Mayor Alistair Sowman said future management of the aquaculture industry in the Sounds had been excluded from a new environment plan, because it was likely to be controversial.
He said the Marlborough Environment Plan had been 10 years in the making and would soon go out to the public, but it excluded matters around coastal management.
"The provisions that related to the use of the coastal environment had particular challenges yet to be resolved, and the council wanted to ensure that all care was taken - the processes and the solutions had to be robust," he said.
Mr Sowman said the farms were put in place before the Resource Management Act (RMA) and would need resource consent when renewals were sought in 2024.
"Before the RMA they operated under licences and the bar was low. If you look at a map we have a ribbon development right around the Sounds.

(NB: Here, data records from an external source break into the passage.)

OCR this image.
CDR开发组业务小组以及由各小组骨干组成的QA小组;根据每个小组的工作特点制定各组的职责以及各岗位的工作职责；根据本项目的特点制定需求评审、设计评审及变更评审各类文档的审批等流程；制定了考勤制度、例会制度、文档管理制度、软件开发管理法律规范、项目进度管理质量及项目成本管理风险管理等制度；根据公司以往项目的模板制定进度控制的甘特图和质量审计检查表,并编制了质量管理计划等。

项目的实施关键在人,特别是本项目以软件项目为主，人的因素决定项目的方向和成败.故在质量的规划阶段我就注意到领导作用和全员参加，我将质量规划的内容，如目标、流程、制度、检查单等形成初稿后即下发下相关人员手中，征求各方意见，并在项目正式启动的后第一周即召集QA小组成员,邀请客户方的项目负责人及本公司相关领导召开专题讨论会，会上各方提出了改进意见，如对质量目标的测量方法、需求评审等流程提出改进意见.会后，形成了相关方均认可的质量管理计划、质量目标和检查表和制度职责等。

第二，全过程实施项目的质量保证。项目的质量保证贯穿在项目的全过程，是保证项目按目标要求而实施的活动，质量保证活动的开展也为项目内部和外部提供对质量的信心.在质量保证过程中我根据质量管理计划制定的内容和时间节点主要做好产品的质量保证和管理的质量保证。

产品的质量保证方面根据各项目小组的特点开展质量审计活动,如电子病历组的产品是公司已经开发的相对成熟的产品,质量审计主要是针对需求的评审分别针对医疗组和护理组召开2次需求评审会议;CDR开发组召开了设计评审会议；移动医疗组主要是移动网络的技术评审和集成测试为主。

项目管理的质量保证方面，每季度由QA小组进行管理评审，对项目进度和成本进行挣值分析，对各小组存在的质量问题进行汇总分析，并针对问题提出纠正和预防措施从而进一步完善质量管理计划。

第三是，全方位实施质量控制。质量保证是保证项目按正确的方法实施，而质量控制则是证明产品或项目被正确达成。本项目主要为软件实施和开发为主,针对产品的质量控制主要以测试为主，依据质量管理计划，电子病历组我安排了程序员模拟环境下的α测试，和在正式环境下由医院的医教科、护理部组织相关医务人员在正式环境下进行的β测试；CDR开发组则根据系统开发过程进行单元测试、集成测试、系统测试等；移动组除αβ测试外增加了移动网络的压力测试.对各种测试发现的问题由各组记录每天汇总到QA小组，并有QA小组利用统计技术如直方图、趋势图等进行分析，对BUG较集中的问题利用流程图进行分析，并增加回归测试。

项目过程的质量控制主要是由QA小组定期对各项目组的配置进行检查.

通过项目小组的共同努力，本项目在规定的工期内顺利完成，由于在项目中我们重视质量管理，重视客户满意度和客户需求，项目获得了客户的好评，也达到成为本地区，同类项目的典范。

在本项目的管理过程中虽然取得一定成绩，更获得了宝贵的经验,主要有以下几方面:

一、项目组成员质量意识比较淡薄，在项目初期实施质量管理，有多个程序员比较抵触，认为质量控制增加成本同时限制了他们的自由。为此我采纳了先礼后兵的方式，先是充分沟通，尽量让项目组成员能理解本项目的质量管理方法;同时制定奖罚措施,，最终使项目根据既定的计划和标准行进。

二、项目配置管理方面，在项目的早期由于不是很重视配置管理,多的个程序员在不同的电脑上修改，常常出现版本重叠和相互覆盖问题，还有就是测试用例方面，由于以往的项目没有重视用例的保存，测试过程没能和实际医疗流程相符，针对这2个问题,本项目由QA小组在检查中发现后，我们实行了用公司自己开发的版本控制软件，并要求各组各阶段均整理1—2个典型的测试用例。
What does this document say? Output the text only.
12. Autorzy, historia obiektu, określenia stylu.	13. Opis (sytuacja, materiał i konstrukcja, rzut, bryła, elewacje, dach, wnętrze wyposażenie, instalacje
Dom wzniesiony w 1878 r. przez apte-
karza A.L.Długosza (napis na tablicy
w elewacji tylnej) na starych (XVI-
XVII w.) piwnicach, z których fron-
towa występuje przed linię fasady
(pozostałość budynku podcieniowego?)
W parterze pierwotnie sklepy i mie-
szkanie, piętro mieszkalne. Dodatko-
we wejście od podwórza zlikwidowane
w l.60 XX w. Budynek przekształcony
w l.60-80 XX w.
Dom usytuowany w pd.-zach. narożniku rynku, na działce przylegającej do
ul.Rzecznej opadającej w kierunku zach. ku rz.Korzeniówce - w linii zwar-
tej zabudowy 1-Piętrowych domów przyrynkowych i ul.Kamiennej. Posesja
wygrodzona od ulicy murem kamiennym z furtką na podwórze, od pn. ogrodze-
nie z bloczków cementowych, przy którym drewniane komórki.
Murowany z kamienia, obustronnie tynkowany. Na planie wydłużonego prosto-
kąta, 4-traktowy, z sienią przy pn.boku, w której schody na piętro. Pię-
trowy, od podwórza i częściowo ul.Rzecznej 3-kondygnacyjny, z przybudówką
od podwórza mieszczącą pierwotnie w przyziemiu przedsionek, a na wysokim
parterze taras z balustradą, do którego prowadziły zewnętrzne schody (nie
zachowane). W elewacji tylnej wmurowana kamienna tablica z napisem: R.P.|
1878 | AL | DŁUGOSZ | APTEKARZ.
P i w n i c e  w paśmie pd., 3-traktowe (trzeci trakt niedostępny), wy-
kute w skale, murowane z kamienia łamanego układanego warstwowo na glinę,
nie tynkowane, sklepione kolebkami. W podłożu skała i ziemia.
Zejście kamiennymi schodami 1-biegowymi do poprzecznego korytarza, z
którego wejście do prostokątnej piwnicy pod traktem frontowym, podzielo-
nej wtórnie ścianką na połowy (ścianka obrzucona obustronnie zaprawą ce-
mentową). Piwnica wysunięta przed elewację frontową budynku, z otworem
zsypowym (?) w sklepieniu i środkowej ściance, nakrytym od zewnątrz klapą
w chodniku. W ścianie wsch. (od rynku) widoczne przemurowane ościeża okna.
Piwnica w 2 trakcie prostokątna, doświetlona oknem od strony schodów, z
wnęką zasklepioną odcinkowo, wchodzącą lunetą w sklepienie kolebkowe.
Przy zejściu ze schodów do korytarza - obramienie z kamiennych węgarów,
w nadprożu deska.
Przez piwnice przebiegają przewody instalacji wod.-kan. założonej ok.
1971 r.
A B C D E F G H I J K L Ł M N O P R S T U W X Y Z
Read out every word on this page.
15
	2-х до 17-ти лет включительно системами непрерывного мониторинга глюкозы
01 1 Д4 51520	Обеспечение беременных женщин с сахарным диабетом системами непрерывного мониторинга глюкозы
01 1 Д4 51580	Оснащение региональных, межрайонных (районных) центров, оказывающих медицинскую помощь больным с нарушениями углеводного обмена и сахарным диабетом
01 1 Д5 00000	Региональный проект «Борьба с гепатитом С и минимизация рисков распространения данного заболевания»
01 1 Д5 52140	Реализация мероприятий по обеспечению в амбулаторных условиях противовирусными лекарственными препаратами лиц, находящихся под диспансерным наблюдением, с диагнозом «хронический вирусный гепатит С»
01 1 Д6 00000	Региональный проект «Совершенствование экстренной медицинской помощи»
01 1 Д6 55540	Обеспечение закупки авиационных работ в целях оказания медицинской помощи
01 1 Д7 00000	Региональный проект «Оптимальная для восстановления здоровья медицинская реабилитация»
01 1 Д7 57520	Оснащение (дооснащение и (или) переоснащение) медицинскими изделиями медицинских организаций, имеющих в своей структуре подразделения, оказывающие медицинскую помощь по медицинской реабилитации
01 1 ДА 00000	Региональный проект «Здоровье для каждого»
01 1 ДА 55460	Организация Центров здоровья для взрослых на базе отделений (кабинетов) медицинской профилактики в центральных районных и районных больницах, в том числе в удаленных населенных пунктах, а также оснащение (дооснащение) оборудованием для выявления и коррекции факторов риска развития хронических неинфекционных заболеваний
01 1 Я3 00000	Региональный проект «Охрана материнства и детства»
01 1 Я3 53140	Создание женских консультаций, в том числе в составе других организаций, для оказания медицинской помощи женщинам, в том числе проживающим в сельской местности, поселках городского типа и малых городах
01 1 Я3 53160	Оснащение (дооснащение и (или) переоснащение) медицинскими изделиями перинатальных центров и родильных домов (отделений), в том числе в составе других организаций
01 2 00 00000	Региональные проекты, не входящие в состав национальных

"Potentially all renewals have to be done individually and it's a huge task. It's going to costs millions of dollars and each renewal could be challenged so we need a better solution, and we need to identify better sites for aquaculture," Mr Sowman said.
Mr Sowman said the government had told the council it needed a better mechanism for looking at the future of aquaculture, as operators faced a costly process and the region sought a better solution for its environment.
"This gives us an opportunity to look at better planning for what might happen in 2024 when 350-plus marine farms come up for renewal. There's been a lot of talk with the industry, the Ministry for Primary Industries and residents, and we need more discussion on how we deal with site allocations ahead.
"Marlborough is an inland waterway that presents different challenges. It is a limited resource and we need to know how to manage it, but we now have better science that will help our decisions," Mr Sowman said.
He said the council needed to know where the best places for aquaculture might be and some marine farms might have to be moved.
The Marlborough Plan guided the use, development and protection of the region's natural and physical resources.
"As a council we are tasked with providing for aquaculture in appropriate locations but these have yet to be defined. We've pulled it out of plan because we don't want it holding up the whole plan, and we need a better mechanism to look at the future of aquaculture in the Sounds," Mr Sowman said.